One thing that's not highlighted in WHEN THEY SEE US but might give you an increased sense of what drove some members of the press to be so ferocious in their hunger to get a sensational angle to the story, is the time frame of the crime. It happened in the middle of April. Trump's newspaper ads and the indictments came in May. May is a critical month for TV ratings. TV stations start gearing up for the extremely competitive May ratings period in April. Increasing viewership in May can be like a bloodsport for TV executives.

DuVernay does something we never saw in news reports. She details how the wrongful convictions crippled their lives after they'd lost their youth in prison and got out as young men. Before the real rapist/killer confessed, they were still abused by the legal system. The conviction affected family relationships and their occupational lives. They could not get work. They could not work with certain people. They were considered sex offenders. Meanwhile, people who helped put them behind bars used those convictions to launch new and lucrative careers for themselves.

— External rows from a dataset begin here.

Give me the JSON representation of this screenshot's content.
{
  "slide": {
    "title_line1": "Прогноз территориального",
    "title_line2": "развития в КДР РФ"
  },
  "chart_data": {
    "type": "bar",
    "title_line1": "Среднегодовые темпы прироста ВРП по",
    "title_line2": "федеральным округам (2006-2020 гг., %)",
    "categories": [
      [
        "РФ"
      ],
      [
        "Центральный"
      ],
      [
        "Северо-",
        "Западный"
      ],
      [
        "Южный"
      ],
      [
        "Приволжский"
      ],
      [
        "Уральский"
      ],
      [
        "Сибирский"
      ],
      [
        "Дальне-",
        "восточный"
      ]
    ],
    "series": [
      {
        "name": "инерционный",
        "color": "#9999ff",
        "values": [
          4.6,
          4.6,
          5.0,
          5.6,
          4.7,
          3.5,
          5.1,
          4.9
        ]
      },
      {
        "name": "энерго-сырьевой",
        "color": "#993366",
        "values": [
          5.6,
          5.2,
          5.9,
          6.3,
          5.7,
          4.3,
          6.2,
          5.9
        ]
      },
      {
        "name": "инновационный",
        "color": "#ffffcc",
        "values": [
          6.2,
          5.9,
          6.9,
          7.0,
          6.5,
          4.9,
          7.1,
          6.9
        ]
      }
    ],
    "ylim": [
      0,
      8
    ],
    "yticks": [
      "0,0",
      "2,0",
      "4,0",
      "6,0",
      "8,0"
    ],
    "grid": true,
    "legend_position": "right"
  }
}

Around 2003, I had a TV habit. I had to get a couple o' pizza slices on a Saturday and watch Reno 911! on Comedy Central. My sides would ache from laughing at Niecy Nash as no-nonsense Deputy Williams. Wait till you see her dramatic work as Delores Wise, the mother of Korey Wise. Wait till you see Jharrel Jerome as Korey in the last two episodes. Lord, have mercy. If Niecy Nash and Jharrel Jerome do not get Emmy nominations for WHEN THEY SEE US, there is a major malfunction in the TV academy. I'd give Ava DuVernay an Emmy right now.
On the big screen, Jerome played young Kevin in the Best Picture Oscar winner, MOONLIGHT. His work as Korey Wise is remarkable and heartbreaking.
WHEN THEY SEE US is an important production. It comes to us from Director Ava DuVernay with work from another female director. Robin Swicord was director and screenwriter on the warm, witty and entertaining 2007 film, THE JANE AUSTEN BOOK CLUB. Swicord was a co-writer on two of the WHEN THEY SEE US episodes.

I just wanted to remind you that WHEN THEY SEE US is a must-see.